Rethinking how the visually impaired navigate the web with sounds.
Read Time: 3 mins
For the visually impaired, browsing a website means going through a screen reader. If you have never used one, I suggest you give it a try (On a Mac: Command+fn+F5; On a PC: Windows logo key +Ctrl+N), to experience a different perspective when it comes to navigating through a web page.
To sum up the experience of screen readers, you tab through elements of the page and the computer’s voice assistant reads the description, or labels (alt-text) on each page. Users can use shortcuts to go through specific items such as links or headings in the page to skim or jump to those sections.
Thanks to my time working at Amplify, an educational software company, it help me grasp the world of accessibility. Because most of the applications we built were funded by the government, it meant we needed to follow strict 508 compliance accessibility guidelines. But it also made me wonder if we had explored all possibilities for the improving user experience.
The screen reader is methodical and serves impaired users to the best of their abilities. But it loses some of the magic that we take for granted when first discovering a new website and its thoroughly designed layouts.
So I got to thinking, what if people could navigate the web via an assortment of pleasant sounds? We all know what a notification on an iPhone sounds like, and the chirp that means there’s an incoming Tweet, to even screeching sirens that signals emergency notifications. Sounds and sound associations follow us everywhere we go.
If done correctly, one could associate certain sounds with certain elements, and be given the opportunity to browse without having to tab or open up list of links. Better yet users could paint a picture of how things are laid out, something they can’t do with a screen reader.
I put this theory to the test by engineering pleasant sounds accompanied with an animation. The goal was to demonstrate a new way to explore websites for those visually impaired.

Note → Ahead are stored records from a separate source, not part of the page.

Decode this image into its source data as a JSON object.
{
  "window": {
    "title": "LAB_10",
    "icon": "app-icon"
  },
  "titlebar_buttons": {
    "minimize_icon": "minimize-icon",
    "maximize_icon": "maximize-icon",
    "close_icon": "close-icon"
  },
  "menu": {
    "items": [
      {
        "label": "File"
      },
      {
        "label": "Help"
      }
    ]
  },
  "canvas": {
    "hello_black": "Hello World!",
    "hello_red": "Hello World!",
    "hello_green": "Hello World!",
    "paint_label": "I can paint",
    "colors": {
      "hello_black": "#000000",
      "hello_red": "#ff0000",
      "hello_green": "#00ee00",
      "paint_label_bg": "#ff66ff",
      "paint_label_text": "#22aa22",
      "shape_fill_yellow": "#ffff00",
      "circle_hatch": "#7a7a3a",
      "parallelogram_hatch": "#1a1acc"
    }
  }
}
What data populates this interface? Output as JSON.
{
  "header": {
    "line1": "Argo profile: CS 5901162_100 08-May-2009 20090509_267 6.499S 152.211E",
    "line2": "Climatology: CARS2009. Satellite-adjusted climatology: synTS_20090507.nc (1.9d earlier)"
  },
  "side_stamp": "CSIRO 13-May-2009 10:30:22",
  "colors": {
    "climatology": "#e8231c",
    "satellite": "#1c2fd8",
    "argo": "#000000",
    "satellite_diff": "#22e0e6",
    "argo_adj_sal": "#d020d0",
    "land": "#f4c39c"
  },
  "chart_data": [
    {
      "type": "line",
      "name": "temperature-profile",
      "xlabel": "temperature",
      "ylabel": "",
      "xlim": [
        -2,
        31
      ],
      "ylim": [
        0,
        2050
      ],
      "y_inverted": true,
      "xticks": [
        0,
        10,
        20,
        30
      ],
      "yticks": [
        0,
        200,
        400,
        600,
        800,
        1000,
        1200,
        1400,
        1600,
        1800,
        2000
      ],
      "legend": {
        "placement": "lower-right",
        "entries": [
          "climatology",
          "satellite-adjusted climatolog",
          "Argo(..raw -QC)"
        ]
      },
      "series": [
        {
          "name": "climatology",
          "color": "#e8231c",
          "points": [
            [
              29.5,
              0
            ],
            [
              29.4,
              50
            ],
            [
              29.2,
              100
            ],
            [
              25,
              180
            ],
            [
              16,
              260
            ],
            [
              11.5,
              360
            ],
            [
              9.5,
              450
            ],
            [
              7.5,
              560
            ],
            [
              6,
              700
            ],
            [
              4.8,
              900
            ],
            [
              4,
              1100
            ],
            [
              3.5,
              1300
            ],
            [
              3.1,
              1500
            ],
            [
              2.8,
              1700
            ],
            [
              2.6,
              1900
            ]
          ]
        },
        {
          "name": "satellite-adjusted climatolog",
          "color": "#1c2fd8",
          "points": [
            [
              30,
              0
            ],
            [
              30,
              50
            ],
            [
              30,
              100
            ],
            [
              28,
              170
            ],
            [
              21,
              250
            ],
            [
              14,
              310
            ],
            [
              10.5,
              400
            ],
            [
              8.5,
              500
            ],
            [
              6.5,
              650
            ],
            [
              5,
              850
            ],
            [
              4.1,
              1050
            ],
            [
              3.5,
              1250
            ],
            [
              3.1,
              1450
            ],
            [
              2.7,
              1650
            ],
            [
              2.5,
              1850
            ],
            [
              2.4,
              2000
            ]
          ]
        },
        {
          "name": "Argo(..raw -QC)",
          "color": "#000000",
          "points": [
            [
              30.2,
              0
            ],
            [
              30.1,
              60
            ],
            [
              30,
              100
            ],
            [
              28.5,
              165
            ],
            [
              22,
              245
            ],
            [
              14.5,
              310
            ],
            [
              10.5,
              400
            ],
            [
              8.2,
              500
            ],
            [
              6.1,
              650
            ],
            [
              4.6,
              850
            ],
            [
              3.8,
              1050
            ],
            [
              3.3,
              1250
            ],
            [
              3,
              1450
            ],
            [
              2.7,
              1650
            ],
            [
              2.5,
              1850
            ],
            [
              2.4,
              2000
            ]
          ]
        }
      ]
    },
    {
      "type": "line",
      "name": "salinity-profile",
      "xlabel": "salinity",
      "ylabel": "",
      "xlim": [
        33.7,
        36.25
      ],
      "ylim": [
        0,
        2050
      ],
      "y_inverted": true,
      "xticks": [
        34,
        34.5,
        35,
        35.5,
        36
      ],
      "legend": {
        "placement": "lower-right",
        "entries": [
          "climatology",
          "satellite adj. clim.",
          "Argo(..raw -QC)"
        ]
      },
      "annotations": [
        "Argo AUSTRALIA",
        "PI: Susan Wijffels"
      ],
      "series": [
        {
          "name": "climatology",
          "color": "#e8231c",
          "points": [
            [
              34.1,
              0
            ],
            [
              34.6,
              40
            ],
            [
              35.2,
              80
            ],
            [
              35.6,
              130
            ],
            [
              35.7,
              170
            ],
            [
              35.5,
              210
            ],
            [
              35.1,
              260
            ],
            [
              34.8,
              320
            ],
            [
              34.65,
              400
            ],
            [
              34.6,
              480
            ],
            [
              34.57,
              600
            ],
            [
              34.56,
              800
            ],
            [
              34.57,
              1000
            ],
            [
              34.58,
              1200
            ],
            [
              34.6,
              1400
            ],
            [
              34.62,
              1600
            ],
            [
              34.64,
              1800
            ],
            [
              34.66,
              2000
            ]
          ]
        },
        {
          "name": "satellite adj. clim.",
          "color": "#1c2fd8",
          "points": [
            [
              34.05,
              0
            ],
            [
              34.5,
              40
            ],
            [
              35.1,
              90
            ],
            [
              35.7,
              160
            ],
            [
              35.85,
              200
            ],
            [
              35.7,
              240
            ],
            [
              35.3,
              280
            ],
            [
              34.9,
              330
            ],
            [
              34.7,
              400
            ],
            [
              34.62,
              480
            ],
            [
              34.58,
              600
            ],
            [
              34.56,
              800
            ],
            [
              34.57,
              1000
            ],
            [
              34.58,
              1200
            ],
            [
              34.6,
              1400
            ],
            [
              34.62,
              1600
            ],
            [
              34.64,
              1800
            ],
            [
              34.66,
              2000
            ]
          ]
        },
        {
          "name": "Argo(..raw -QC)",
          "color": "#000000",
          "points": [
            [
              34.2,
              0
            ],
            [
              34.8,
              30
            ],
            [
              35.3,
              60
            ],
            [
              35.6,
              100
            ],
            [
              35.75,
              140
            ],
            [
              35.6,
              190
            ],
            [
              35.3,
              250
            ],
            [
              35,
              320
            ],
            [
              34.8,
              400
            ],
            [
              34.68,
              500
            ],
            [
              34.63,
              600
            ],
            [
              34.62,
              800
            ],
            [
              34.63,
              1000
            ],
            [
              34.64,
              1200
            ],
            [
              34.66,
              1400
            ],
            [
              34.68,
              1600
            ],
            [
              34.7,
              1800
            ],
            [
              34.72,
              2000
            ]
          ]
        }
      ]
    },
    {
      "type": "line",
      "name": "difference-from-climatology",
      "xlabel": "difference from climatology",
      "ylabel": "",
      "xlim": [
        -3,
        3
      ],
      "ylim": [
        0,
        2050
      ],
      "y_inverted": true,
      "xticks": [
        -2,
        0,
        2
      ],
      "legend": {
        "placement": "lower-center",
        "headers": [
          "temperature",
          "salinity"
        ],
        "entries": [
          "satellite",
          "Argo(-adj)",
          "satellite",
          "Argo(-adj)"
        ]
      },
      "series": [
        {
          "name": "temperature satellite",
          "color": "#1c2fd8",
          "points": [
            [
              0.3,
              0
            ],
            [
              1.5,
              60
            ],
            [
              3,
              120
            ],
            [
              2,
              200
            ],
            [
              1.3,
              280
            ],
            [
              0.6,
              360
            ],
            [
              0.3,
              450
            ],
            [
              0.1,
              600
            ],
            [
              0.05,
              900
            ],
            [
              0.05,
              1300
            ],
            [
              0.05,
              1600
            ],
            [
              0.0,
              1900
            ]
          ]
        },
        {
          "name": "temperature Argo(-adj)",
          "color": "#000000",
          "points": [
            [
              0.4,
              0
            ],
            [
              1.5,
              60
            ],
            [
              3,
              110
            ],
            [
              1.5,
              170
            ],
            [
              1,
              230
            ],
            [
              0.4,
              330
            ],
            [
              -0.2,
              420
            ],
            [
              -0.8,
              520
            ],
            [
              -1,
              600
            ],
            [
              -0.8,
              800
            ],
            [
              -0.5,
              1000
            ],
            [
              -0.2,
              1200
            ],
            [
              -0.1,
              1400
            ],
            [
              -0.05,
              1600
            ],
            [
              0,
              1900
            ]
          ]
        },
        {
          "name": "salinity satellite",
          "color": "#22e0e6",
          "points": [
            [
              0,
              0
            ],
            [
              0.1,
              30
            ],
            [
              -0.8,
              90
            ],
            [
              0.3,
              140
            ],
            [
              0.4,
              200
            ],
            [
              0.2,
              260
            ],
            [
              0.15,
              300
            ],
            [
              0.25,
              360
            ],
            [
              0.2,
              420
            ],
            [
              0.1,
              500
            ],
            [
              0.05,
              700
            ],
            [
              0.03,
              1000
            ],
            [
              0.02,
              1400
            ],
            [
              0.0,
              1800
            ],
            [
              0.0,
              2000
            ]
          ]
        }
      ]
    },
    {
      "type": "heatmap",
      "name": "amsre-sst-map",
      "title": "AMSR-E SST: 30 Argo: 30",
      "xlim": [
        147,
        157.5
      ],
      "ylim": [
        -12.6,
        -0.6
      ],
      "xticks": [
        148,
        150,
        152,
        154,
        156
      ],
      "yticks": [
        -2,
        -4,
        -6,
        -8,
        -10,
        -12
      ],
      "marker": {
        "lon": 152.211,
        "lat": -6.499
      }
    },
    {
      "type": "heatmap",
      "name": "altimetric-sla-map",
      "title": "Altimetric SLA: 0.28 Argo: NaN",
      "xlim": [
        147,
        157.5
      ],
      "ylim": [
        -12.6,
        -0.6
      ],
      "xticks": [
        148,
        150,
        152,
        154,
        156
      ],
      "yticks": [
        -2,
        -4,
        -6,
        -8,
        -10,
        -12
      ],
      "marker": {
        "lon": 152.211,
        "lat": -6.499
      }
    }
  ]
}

The sensors would be placed along the page as absolute positioning or within the html div tags themselves. Logistics still need work. The closer you go to the div element, the closer you get to it’s placement. Boundary sounds would help indicate the edges of pages.
The national institute of health predicts that blindness in the U.S. is set to double by 2050. Soon enough we will need to reinvent how the visually impaired experience websites, whether it’s through using sounds, artificial intelligence, or other new ideas that may come up.